The news lands with a thud. A Nicaraguan indigenous leader, whose name now becomes a footnote in the annals of modern authoritarianism, has died after three years in prison. The United Kingdom, ever eager to clothe itself in the tattered robes of moral supremacy, has issued a call for the immediate release of political prisoners. One must ask: to what end? We are living in an age where the West’s gestures of concern are met with a shrug from tyrants, and where the tragedy of a single death is subsumed into the noise of a thousand other outrages. It is the Fall of Rome played out on a provincial stage, with Ortega and Murillo as the new barbarians, and the court of St. James’s as a bewildered senator declaiming against the Vandals.

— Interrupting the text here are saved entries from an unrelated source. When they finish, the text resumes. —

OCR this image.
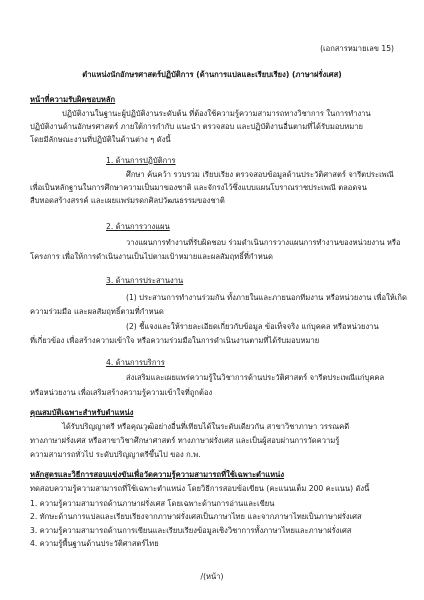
(เอกสารหมายเลข 15)
ตำแหน่งนักอักษรศาสตร์ปฏิบัติการ (ด้านการแปลและเรียบเรียง) (ภาษาฝรั่งเศส)
หน้าที่ความรับผิดชอบหลัก
ปฏิบัติงานในฐานะผู้ปฏิบัติงานระดับต้น ที่ต้องใช้ความรู้ความสามารถทางวิชาการ ในการทำงาน
ปฏิบัติงานด้านอักษรศาสตร์ ภายใต้การกำกับ แนะนำ ตรวจสอบ และปฏิบัติงานอื่นตามที่ได้รับมอบหมาย
โดยมีลักษณะงานที่ปฏิบัติในด้านต่าง ๆ ดังนี้
1. ด้านการปฏิบัติการ
ศึกษา ค้นคว้า รวบรวม เรียบเรียง ตรวจสอบข้อมูลด้านประวัติศาสตร์ จารีตประเพณี
เพื่อเป็นหลักฐานในการศึกษาความเป็นมาของชาติ และจักรงไว้ซึ่งแบบแผนโบราณราชประเพณี ตลอดจน
สืบทอดสร้างสรรค์ และเผยแพร่มรดกศิลปวัฒนธรรมของชาติ
2. ด้านการวางแผน
วางแผนการทำงานที่รับผิดชอบ ร่วมดำเนินการวางแผนการทำงานของหน่วยงาน หรือ
โครงการ เพื่อให้การดำเนินงานเป็นไปตามเป้าหมายและผลสัมฤทธิ์ที่กำหนด
3. ด้านการประสานงาน
(1) ประสานการทำงานร่วมกัน ทั้งภายในและภายนอกทีมงาน หรือหน่วยงาน เพื่อให้เกิด
ความร่วมมือ และผลสัมฤทธิ์ตามที่กำหนด
(2) ชี้แจงและให้รายละเอียดเกี่ยวกับข้อมูล ข้อเท็จจริง แก่บุคคล หรือหน่วยงาน
ที่เกี่ยวข้อง เพื่อสร้างความเข้าใจ หรือความร่วมมือในการดำเนินงานตามที่ได้รับมอบหมาย
4. ด้านการบริการ
ส่งเสริมและเผยแพร่ความรู้ในวิชาการด้านประวัติศาสตร์ จารีตประเพณีแก่บุคคล
หรือหน่วยงาน เพื่อเสริมสร้างความรู้ความเข้าใจที่ถูกต้อง
คุณสมบัติเฉพาะสำหรับตำแหน่ง
ได้รับปริญญาตรี หรือคุณวุฒิอย่างอื่นที่เทียบได้ในระดับเดียวกัน สาขาวิชาภาษา วรรณคดี
ทางภาษาฝรั่งเศส หรือสาขาวิชาศึกษาศาสตร์ ทางภาษาฝรั่งเศส และเป็นผู้สอบผ่านการวัดความรู้
ความสามารถทั่วไป ระดับปริญญาตรีขึ้นไป ของ ก.พ.
หลักสูตรและวิธีการสอบแข่งขันเพื่อวัดความรู้ความสามารถที่ใช้เฉพาะตำแหน่ง
ทดสอบความรู้ความสามารถที่ใช้เฉพาะตำแหน่ง โดยวิธีการสอบข้อเขียน (คะแนนเต็ม 200 คะแนน) ดังนี้
1. ความรู้ความสามารถด้านภาษาฝรั่งเศส โดยเฉพาะด้านการอ่านและเขียน
2. ทักษะด้านการแปลและเรียบเรียงจากภาษาฝรั่งเศสเป็นภาษาไทย และจากภาษาไทยเป็นภาษาฝรั่งเศส
3. ความรู้ความสามารถด้านการเขียนและเรียบเรียงข้อมูลเชิงวิชาการทั้งภาษาไทยและภาษาฝรั่งเศส
4. ความรู้พื้นฐานด้านประวัติศาสตร์ไทย
/(หน้า)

But let us not mistake the symptom for the disease. Nicaragua’s slide into despotism is not an isolated event; it is a pattern repeated across the globe, a sign of intellectual decadence and the failure of liberal internationalism. The indigenous leader, a martyr to a cause that the West has long since abandoned, is a reminder that our own civilisation has lost the will to enforce its values. We call for the release of prisoners, but we do nothing when the prisons fill. We invoke the name of human rights, but we trade with the oppressors. The Victorians, for all their flaws, would have sent a gunboat; we send a tweet.
The death is a tragedy, but the true tragedy is our collective indifference. We have become a nation of spectators, content to watch the slow erosion of decency from the comfort of our armchairs. The Fall of Rome was not a single cataclysm; it was a thousand small surrenders. And so we surrender again, with a carefully worded statement from the Foreign Office, as if the echo of our own voice absolves us of responsibility. It does not. It never has. The bells toll for the Nicaraguan dead, but they toll for us as well, for we have forgotten how to sound the alarm.